By Tess Owen


If you suspect that your colleague or neighbor has luxurious properties, race cars, and millions of dollars hidden in some island paradise, then today could be your lucky day. On Monday, a huge portion of leaked Panama Papers data became entirely public. That means anyone can now trawl through the names of more than 200,000 offshore companies, all of which were incorporated with the help of shady legal firm Mossack Fonseca in far-flung tax havens like the Seychelles and the British Virgin Islands.

All 11.5 million confidential documents were originally leaked to German newspaper Suddeutsche Zeitung (SZ) and shared with the International Consortium of Investigative Journalists. A coordinated effort by media outlets around the world sifted through those documents, connecting the dots inside the murky world of offshore shell companies and revealed elaborate tax evasion schemes, many linked to the world's rich and powerful.

The documents, which were first reported on last month, linked offshore accounts to 72 former and current heads of state.

While there are plenty of legitimate reasons for why a person would want to create a shell company, the arrangement is also popular among those who want to skirt economic sanctions, launder money, and evade taxes. The documents showed that Mossack Fonseca has worked with Ponzi schemers, diamond traders, members of FIFA, property tycoons, Saudi kings, wealthy art collectors, drug kingpins, and Ukrainian oligarchs alike.

In a manifesto published last week and titled "The Revolution Will be Digitized," the anonymous source responsible for leaking the enormous trove of documents said she or he would be "willing to cooperate with law enforcement" on the condition that governments "codify legal protections for whistleblowers into law."

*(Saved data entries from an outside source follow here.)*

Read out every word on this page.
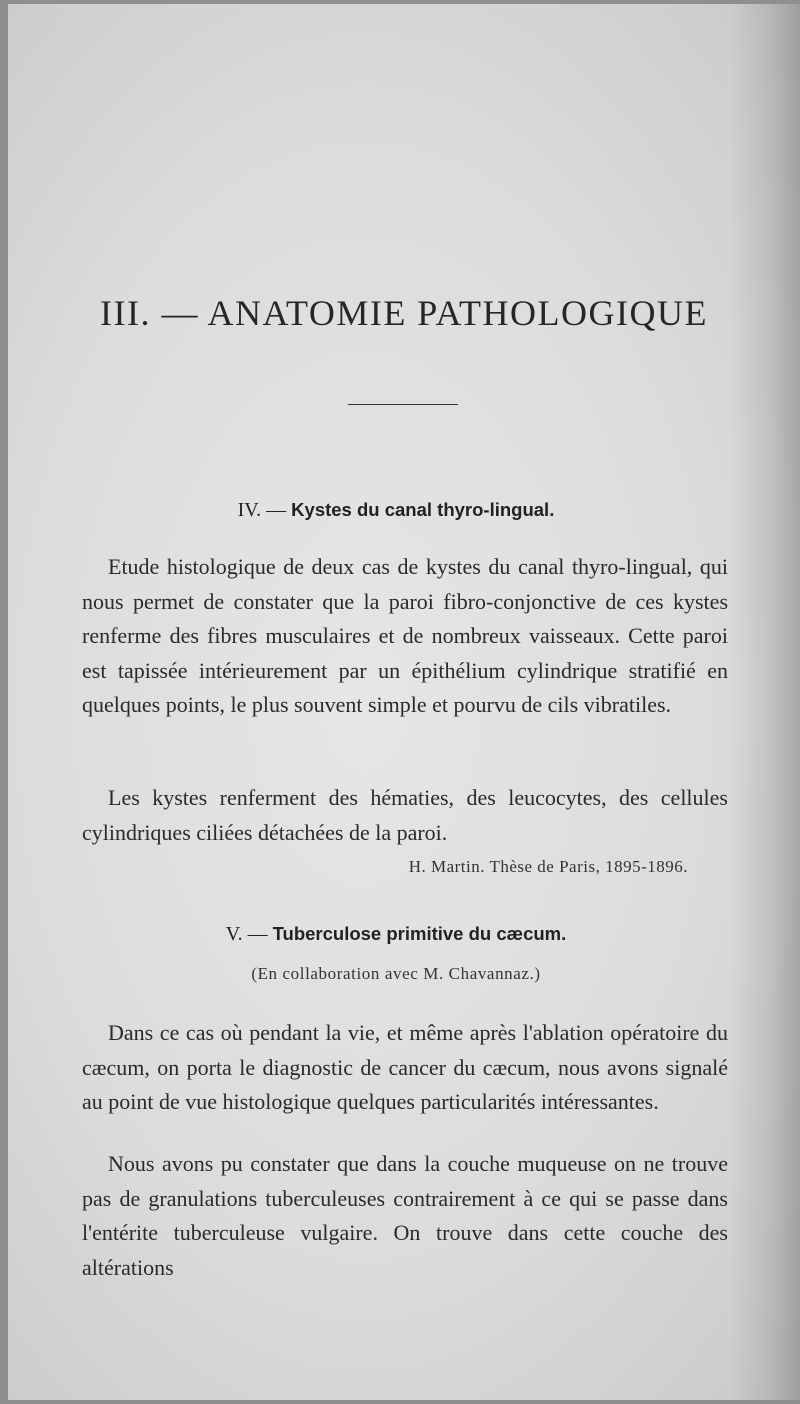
III. — ANATOMIE PATHOLOGIQUE
IV. — Kystes du canal thyro-lingual.

Etude histologique de deux cas de kystes du canal thyro-lingual, qui nous permet de constater que la paroi fibro-conjonctive de ces kystes renferme des fibres musculaires et de nombreux vaisseaux. Cette paroi est tapissée intérieurement par un épithélium cylindrique stratifié en quelques points, le plus souvent simple et pourvu de cils vibratiles.

Les kystes renferment des hématies, des leucocytes, des cellules cylindriques ciliées détachées de la paroi.

H. Martin. Thèse de Paris, 1895-1896.
V. — Tuberculose primitive du cæcum.
(En collaboration avec M. Chavannaz.)

Dans ce cas où pendant la vie, et même après l'ablation opératoire du cæcum, on porta le diagnostic de cancer du cæcum, nous avons signalé au point de vue histologique quelques particularités intéressantes.

Nous avons pu constater que dans la couche muqueuse on ne trouve pas de granulations tuberculeuses contrairement à ce qui se passe dans l'entérite tuberculeuse vulgaire. On trouve dans cette couche des altérations
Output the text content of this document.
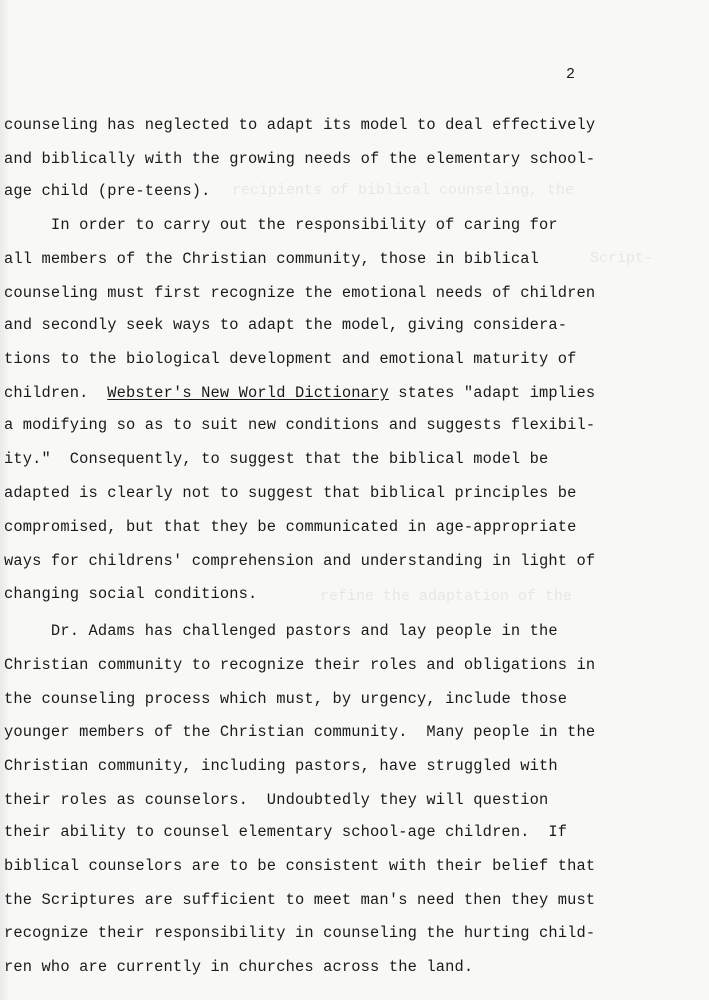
recipients of biblical counseling, the
Script-
refine the adaptation of the
2
counseling has neglected to adapt its model to deal effectively
and biblically with the growing needs of the elementary school-
age child (pre-teens).
In order to carry out the responsibility of caring for
all members of the Christian community, those in biblical
counseling must first recognize the emotional needs of children
and secondly seek ways to adapt the model, giving considera-
tions to the biological development and emotional maturity of
children.  Webster's New World Dictionary states "adapt implies
a modifying so as to suit new conditions and suggests flexibil-
ity."  Consequently, to suggest that the biblical model be
adapted is clearly not to suggest that biblical principles be
compromised, but that they be communicated in age-appropriate
ways for childrens' comprehension and understanding in light of
changing social conditions.
Dr. Adams has challenged pastors and lay people in the
Christian community to recognize their roles and obligations in
the counseling process which must, by urgency, include those
younger members of the Christian community.  Many people in the
Christian community, including pastors, have struggled with
their roles as counselors.  Undoubtedly they will question
their ability to counsel elementary school-age children.  If
biblical counselors are to be consistent with their belief that
the Scriptures are sufficient to meet man's need then they must
recognize their responsibility in counseling the hurting child-
ren who are currently in churches across the land.
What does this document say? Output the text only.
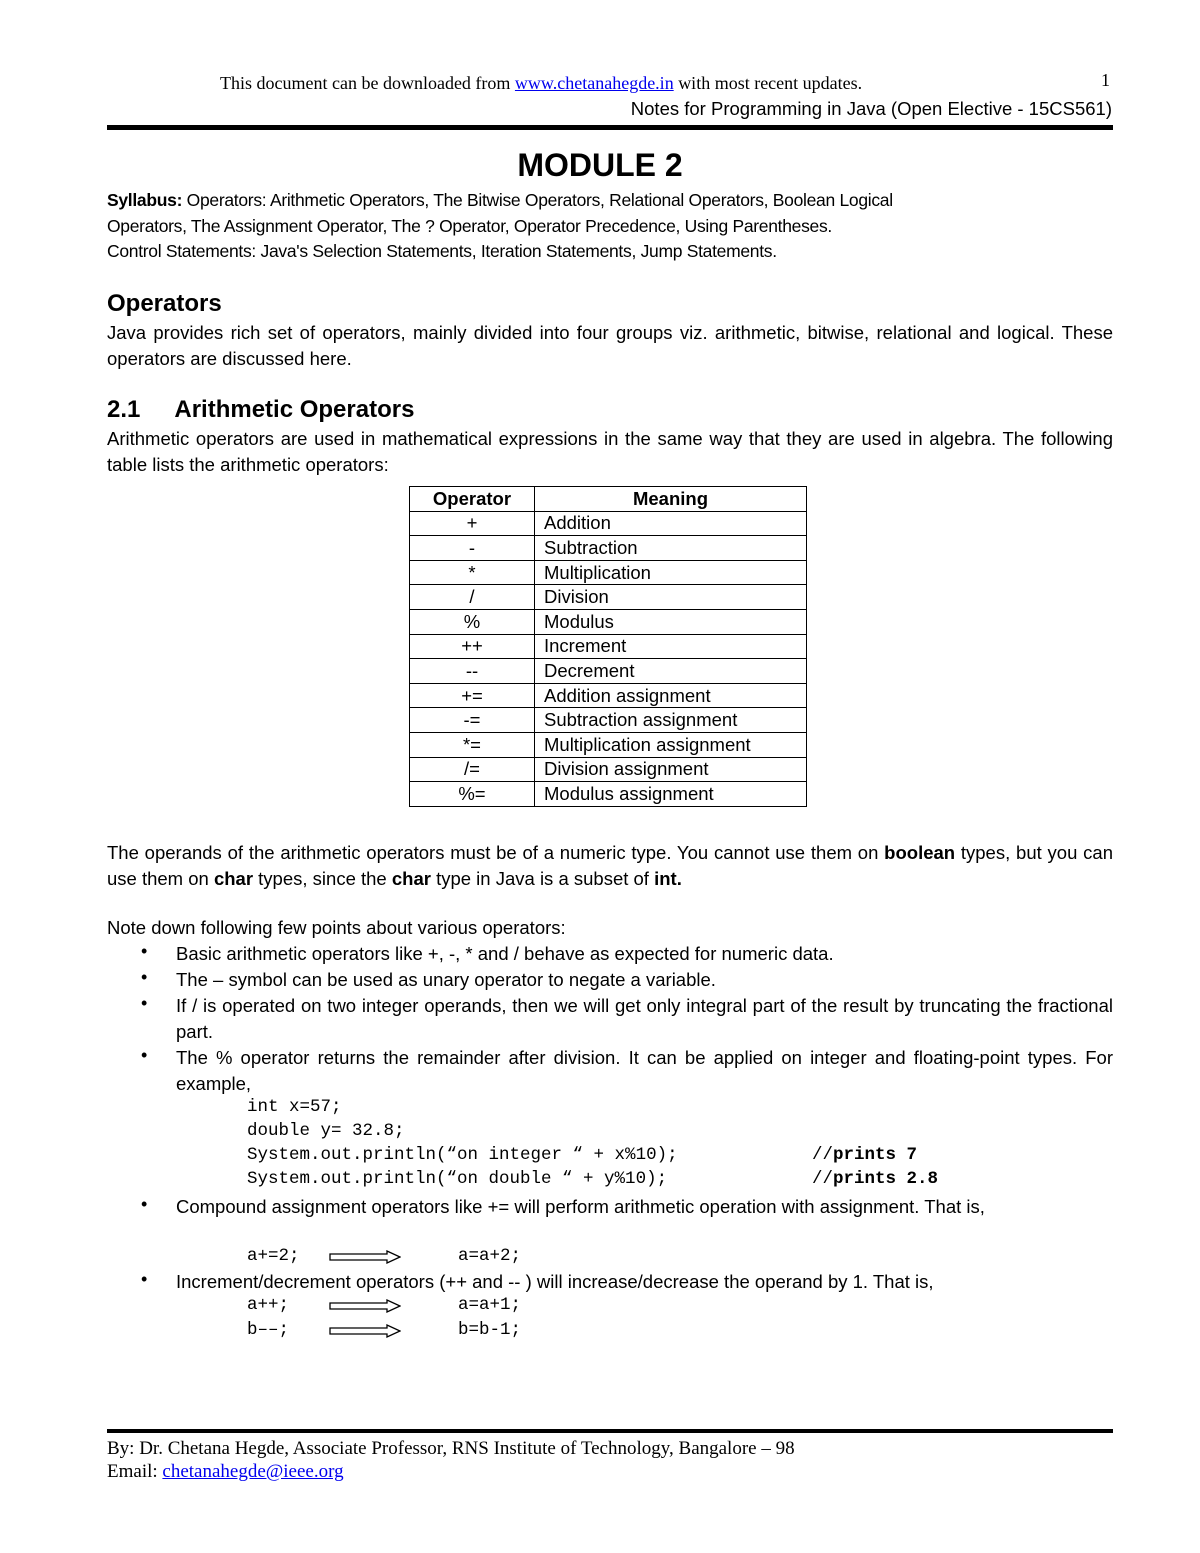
This document can be downloaded from www.chetanahegde.in with most recent updates.	1
Notes for Programming in Java (Open Elective - 15CS561)
MODULE 2
Syllabus: Operators: Arithmetic Operators, The Bitwise Operators, Relational Operators, Boolean Logical
Operators, The Assignment Operator, The ? Operator, Operator Precedence, Using Parentheses.
Control Statements: Java's Selection Statements, Iteration Statements, Jump Statements.
Operators
Java provides rich set of operators, mainly divided into four groups viz. arithmetic, bitwise, relational and logical. These operators are discussed here.
2.1 Arithmetic Operators
Arithmetic operators are used in mathematical expressions in the same way that they are used in algebra. The following table lists the arithmetic operators:
Operator	Meaning
+	Addition
-	Subtraction
*	Multiplication
/	Division
%	Modulus
++	Increment
--	Decrement
+=	Addition assignment
-=	Subtraction assignment
*=	Multiplication assignment
/=	Division assignment
%=	Modulus assignment
The operands of the arithmetic operators must be of a numeric type. You cannot use them on boolean types, but you can use them on char types, since the char type in Java is a subset of int.
Note down following few points about various operators:
• Basic arithmetic operators like +, -, * and / behave as expected for numeric data.
• The – symbol can be used as unary operator to negate a variable.
• If / is operated on two integer operands, then we will get only integral part of the result by truncating the fractional part.
• The % operator returns the remainder after division. It can be applied on integer and floating-point types. For example,
int x=57;
double y= 32.8;
System.out.println(“on integer “ + x%10);	//prints 7
System.out.println(“on double “ + y%10);	//prints 2.8
• Compound assignment operators like += will perform arithmetic operation with assignment. That is,
a+=2;	a=a+2;
• Increment/decrement operators (++ and -- ) will increase/decrease the operand by 1. That is,
a++;	a=a+1;
b––;	b=b-1;
By: Dr. Chetana Hegde, Associate Professor, RNS Institute of Technology, Bangalore – 98
Email: chetanahegde@ieee.org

"Income inequality is one of the defining issues of our time," the leaker wrote under the pseudonym John Doe, adding that politicians, activists, and academics alike have tried to understand the reason behind the "sudden acceleration" of global inequality.

"The Panama Papers provide a compelling answer to these questions: massive, pervasive corruption," John Doe wrote. "More than just a cog in the machine of "wealth management," Mossack Fonseca used its influence to write and bend laws worldwide to favor the interests of criminals over a decade."

In response to the leaks, Mossack Fonseca denied allegations that it was actively enabling criminal activity, writing in a statement that it has operated for 40 years "beyond reproach in our home country and in other jurisdictions where we have operations."

"Our firm has never been accused or charged in connection with criminal wrongdoing," the statement said.

The days immediately following the papers' release was chaotic. Iceland's Prime Minister Sigmundur Davîo Gunnlaugsson resigned just two days after documents revealed he had about $4 million of undisclosed assets tied up in an account in the British Virgin Islands. In Spain, José Manuel Soria, minister of industry, energy, and tourism, was also forced to resign after the Panama Papers exposed his family's hidden wealth. UK Prime Minister David Cameron was forced to admit he owned shares in his late father's offshore account, prompting calls for his resignation.

But the dust has settled since. Investigations into some of the individuals and organizations named by the papers are ongoing. For example, Australia's tax office says it is investigating the 800 individuals implicated in the leaks. France has launched a preliminary investigation into tax fraud and money laundering. Most recently, a close analysis of the data found that many wealthy Latin Americans look to New Zealand to hide their money — a country whose legal framework, tax-free status, and strict privacy laws make it the perfect choice to do so. New Zealand's Prime Minister John key is increasingly under pressure to take action, and his government has promised to review foreign trust laws.

The Panama Papers also stoked a new global awareness and anger, and many governments in addition to New Zealand have pledged to find ways to close the loopholes which enable such tax evasion arrangements. Oxfam America's recent report "Broken at the Top" found that 50 of the United States' largest companies' have $1.4 trillion hidden in tax havens. Oxfam determined that the tax practices of these corporate behemoths were costing Americans an estimated $111 billion per year, and costing developing countries another $100 billion a year.

"In this system — our system — the slaves are unaware both of their status and of their masters, who exist in a world apart where the intangible shackles are carefully hidden amongst reams of unreachable legalese," John Doe wrote in their manifesto. "When it takes a whistleblower to sound the alarm, it is cause for even greater concern. It signals that democracy's checks and balances have all failed, that the breakdown is systemic, and that severe instability could be just around the corner.